For all the breast-beating and heroics of 100 HarborView Drive, it stands as part of the city, not apart from it. No one is made to feel excluded. There are no gates to block access to the waterfront.


This is no small feat. It would have been easy to turn HarborView into another fortress-like enclave, like Harbor Court, or a gated community, such as the Village of Cross Keys. But the site planners were determined to make the grounds of HarborView public, not a private domain.

Residents and their guests will enter the building either below grade through the garage or above grade in the raised entrance, leaving the promenade accessible to the general public. Transitions between public, semi-public and private zones are handled so subtly and artfully that many people won't notice them.

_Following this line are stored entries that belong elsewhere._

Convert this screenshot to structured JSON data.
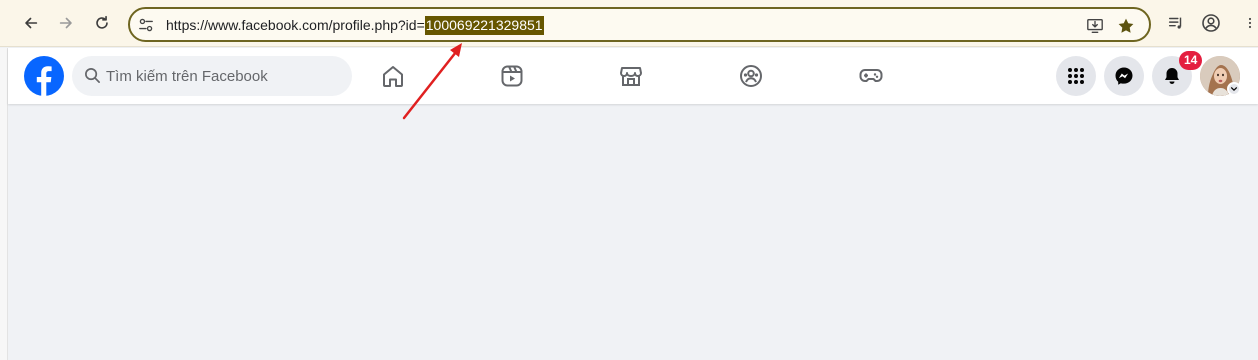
{
  "browser": {
    "url_prefix": "https://www.facebook.com/profile.php?id=",
    "url_highlight": "100069221329851"
  },
  "facebook": {
    "search_placeholder": "Tìm kiếm trên Facebook",
    "notification_count": "14"
  },
  "colors": {
    "fb_blue": "#0866ff",
    "badge_red": "#e41e3f",
    "highlight": "#665600",
    "annotation_arrow": "#e02020"
  }
}
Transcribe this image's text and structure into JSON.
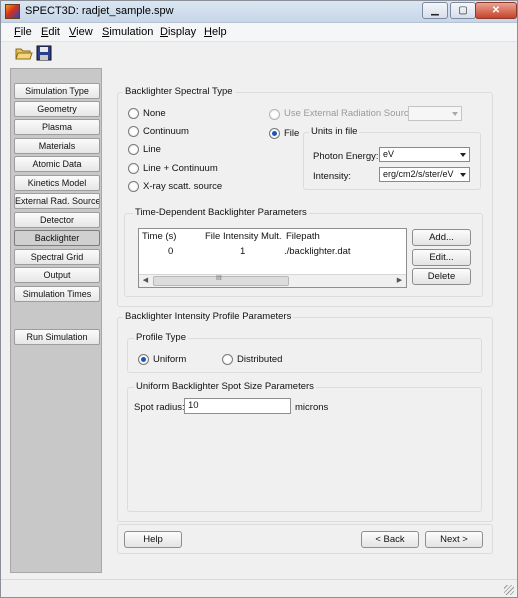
{
  "window": {
    "title": "SPECT3D:  radjet_sample.spw"
  },
  "menu": [
    {
      "label_first": "F",
      "label_rest": "ile"
    },
    {
      "label_first": "E",
      "label_rest": "dit"
    },
    {
      "label_first": "V",
      "label_rest": "iew"
    },
    {
      "label_first": "S",
      "label_rest": "imulation"
    },
    {
      "label_first": "D",
      "label_rest": "isplay"
    },
    {
      "label_first": "H",
      "label_rest": "elp"
    }
  ],
  "sidebar": {
    "items": [
      {
        "label": "Simulation Type"
      },
      {
        "label": "Geometry"
      },
      {
        "label": "Plasma"
      },
      {
        "label": "Materials"
      },
      {
        "label": "Atomic Data"
      },
      {
        "label": "Kinetics Model"
      },
      {
        "label": "External Rad. Source"
      },
      {
        "label": "Detector"
      },
      {
        "label": "Backlighter"
      },
      {
        "label": "Spectral Grid"
      },
      {
        "label": "Output"
      },
      {
        "label": "Simulation Times"
      }
    ],
    "active_index": 8,
    "run_button": "Run Simulation"
  },
  "spectral_type": {
    "title": "Backlighter Spectral Type",
    "options": [
      "None",
      "Continuum",
      "Line",
      "Line + Continuum",
      "X-ray scatt. source"
    ],
    "use_external": "Use External Radiation Source",
    "file": "File",
    "selected": "File",
    "units": {
      "title": "Units in file",
      "photon_energy_label": "Photon Energy:",
      "photon_energy_value": "eV",
      "intensity_label": "Intensity:",
      "intensity_value": "erg/cm2/s/ster/eV"
    }
  },
  "time_dependent": {
    "title": "Time-Dependent Backlighter Parameters",
    "columns": [
      "Time (s)",
      "File Intensity Mult.",
      "Filepath"
    ],
    "rows": [
      {
        "time": "0",
        "mult": "1",
        "path": "./backlighter.dat"
      }
    ],
    "buttons": {
      "add": "Add...",
      "edit": "Edit...",
      "delete": "Delete"
    },
    "scroll_grip": "III"
  },
  "profile": {
    "title": "Backlighter Intensity Profile Parameters",
    "profile_type_title": "Profile Type",
    "options": [
      "Uniform",
      "Distributed"
    ],
    "selected": "Uniform",
    "spot": {
      "title": "Uniform Backlighter Spot Size Parameters",
      "label": "Spot radius:",
      "value": "10",
      "unit": "microns"
    }
  },
  "footer": {
    "help": "Help",
    "back": "< Back",
    "next": "Next >"
  }
}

This is a tribute to the site-planning skills of Sasaki Associates and M. Paul Friedberg and Partners. It is also a tribute to former city planning director Larry Reich, who insisted the city's shoreline be open to the public even when it is privately owned. The result is that HarborView has become an important part of the city's seven-mile waterfront promenade system -- and a valuable amenity for south Baltimore.

Looking ahead

Now that the developers have the flagship tower they needed to launch their waterfront community, another important step will be to make sure future buildings reinforce the sense of place they have begun to create. Mr. Burns talks of structures defining "urban rooms" that have a distinct feel and character.

But this fall, the goal is simply to fill that first tower, the new "grande dame" of South Baltimore. Masterful design and construction work have brought them a long way. It's up to the buyers to do the rest. If HarborView doesn't lure affluent homeowners back to the city the way Mr. Swirnow hopes, it's hard to imagine what will.